# Sanctum BluRay movie review



## tonyvdb (Sep 5, 2007)

I did not see this movie in our movie review databank so I thought I would do one myself as i just saw it for the first time last night.
[img]http://ecx.images-amazon.com/images/I/61DQtzjczOL._SL500_AA300_.jpg[/img]
Sanctum BluRay movie review

Ever have that feeling of drowning and suffocating during a movie? DO you ever find yourself holding your breath in suspense? Well this movie may be one of those that you sit through and want to go get some air.

Based on a true event (although I am sure dramatized a fair bit) we find ourselves in a deep cave located in New Guinea and with an aproching storm the story unfolds.
James Cameron once again puts together a movie that digs deep into your thoughts and feelings and although not at the caliber of Avitar the movie in my opinion still has that grab you and hold you story that does not let up. 











Video :4stars:
I found the video to be quite good and although the majority of the movie is shot in or around water the blacks were deep and the color was rich. I did find that some of the underwater lighting was a bit over done and unrealistic but it does add to the WOW factor of some of the huge caves. I was disappointed that this movie was only 1:85,1 rather than 2:35,1.

Audio :4stars: DTS MA 5.1
The audio is very good and uses the surround channels really well and immerses you in the under water and underground caves There is good use of the LFE but not over the top or boomy. Dialogue is clean and east to hear over the sound of crashing water and rumbling background noises.
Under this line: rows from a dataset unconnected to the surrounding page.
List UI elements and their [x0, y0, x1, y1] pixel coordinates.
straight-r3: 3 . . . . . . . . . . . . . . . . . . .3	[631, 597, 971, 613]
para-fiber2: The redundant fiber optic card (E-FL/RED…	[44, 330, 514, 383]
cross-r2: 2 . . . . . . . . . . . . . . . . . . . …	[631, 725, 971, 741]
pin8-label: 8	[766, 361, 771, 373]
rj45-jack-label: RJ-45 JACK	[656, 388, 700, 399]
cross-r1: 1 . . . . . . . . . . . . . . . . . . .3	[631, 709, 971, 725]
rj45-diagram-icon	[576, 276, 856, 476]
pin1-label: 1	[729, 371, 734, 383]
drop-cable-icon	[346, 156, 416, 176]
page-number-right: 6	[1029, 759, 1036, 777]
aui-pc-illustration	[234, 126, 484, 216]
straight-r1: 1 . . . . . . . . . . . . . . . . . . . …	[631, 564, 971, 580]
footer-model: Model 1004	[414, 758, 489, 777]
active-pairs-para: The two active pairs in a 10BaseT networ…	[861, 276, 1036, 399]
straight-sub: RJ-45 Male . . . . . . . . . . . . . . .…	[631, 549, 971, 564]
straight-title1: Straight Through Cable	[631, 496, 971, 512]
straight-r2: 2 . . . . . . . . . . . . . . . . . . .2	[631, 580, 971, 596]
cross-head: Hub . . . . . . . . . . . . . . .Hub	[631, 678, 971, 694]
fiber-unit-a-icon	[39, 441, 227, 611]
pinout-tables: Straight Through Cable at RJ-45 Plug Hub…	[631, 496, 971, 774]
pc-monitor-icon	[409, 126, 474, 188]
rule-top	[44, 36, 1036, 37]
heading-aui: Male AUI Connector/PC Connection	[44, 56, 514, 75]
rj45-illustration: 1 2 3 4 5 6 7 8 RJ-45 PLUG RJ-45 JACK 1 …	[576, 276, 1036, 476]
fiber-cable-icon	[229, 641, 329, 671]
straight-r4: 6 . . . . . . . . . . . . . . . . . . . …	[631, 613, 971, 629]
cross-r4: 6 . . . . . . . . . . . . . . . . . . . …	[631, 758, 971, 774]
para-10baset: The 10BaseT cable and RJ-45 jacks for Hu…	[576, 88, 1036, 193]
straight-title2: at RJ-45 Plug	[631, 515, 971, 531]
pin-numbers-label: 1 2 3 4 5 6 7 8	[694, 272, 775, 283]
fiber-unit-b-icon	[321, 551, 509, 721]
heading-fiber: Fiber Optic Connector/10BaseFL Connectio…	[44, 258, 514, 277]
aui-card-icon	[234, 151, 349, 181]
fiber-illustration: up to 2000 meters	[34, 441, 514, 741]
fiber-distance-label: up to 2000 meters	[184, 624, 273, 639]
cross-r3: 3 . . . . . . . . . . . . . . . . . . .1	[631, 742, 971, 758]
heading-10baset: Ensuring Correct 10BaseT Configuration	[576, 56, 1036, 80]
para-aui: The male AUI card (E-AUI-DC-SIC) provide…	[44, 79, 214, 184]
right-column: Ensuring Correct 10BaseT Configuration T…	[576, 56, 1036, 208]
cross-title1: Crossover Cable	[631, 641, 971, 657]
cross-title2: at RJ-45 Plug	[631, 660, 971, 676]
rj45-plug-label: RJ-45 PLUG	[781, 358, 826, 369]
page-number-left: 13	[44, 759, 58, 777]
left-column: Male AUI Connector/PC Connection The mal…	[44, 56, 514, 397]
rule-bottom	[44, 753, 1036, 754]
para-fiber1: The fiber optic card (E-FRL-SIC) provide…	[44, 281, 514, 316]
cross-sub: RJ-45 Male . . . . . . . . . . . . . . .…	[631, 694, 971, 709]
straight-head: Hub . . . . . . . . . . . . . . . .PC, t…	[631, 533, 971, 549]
Overall if you like suspenseful drama then this may be just the ticket and a good movie to have in the collection.


----------



## nova (Apr 30, 2006)

Tony,
This film was pretty well panned by the "critics", but like you I also found it to be entertaining (if a bit over the top). 

I think a lot of the negativity was based on the advertising campaign that left you with the impression that it was a James Cameron film when it was not. It was directed by Alister Grierson. 

As for the "true story" I believe the actual event took place in Australia, 13 people were trapped and were able to communicate with the surface team who helped all 13 people get out alive. Of course that doesn't make for compelling story telling. 

I do think it is at least worth a rental, much better film than it gets credit for.


----------